Turns out that things were more complicated than I thought. It was one of those bugs that seems impossible, until the sky parts and you have that moment of zen.
I thought I had everything up and running, with rBoot checksumming the entire image. I was running with three boot slots, and I could boot from each of them - and I could prove it: During the compile cycle I changed the greeting text - for boot 0, it said “Hello from boot 0", boot 1: "Hello from boot 1" and ... you get the idea. The terminal faithfully proved everything was working.
I wanted to make sure any corruption would be detected, so I set about to test the setup as follows:
- I wrote a blank sector over the code in block 0, and booted the ESP. Success, corruption detected!
- The bootloader jumped to the boot 1 as expected, started that slot running, but quickly crashed!?

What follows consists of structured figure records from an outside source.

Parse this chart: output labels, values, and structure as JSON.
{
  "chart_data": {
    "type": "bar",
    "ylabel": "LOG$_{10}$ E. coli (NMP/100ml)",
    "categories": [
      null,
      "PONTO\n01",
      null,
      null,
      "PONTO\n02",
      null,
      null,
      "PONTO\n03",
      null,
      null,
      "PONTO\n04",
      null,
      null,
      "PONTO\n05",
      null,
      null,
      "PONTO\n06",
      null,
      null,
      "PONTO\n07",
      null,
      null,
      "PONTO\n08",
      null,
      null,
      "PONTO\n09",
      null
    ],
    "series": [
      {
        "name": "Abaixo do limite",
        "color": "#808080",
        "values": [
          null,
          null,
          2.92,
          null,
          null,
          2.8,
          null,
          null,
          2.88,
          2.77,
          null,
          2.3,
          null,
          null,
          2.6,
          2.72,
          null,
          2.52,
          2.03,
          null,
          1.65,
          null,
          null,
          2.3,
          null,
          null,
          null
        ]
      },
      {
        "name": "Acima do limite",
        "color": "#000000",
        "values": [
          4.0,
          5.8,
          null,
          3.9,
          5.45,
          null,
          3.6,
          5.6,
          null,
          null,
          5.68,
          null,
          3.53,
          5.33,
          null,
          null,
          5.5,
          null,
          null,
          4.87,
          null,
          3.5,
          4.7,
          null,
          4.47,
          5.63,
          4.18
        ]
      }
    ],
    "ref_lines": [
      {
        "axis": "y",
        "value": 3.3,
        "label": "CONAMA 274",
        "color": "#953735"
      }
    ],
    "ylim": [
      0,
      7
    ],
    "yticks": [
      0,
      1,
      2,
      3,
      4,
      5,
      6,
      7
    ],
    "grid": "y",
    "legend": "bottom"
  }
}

That is what it seemed like. I’ll save you a bunch of headscratching and just tell you what was actually happening:
- I was never really booting any slot other than 0.
- I hadn’t properly overridden the sdk function that handles flash-to-esp mapping, so mapped flash MiB never changed. I was always running the first program (well, at least it's irom portion).
- The bootloader was correctly initializing the iram and dram memory from the intended boot slot, but we were using the irom from boot 0! I was getting the string table from boot 1, while still running most of the code from boot 0. So the “Hello" message was being loaded from the intended boot partition, and the boot 0 code would print the 'right' message. When I corrupted boot0, and started boot1, it would run until it hit the corrupted sector of boot0.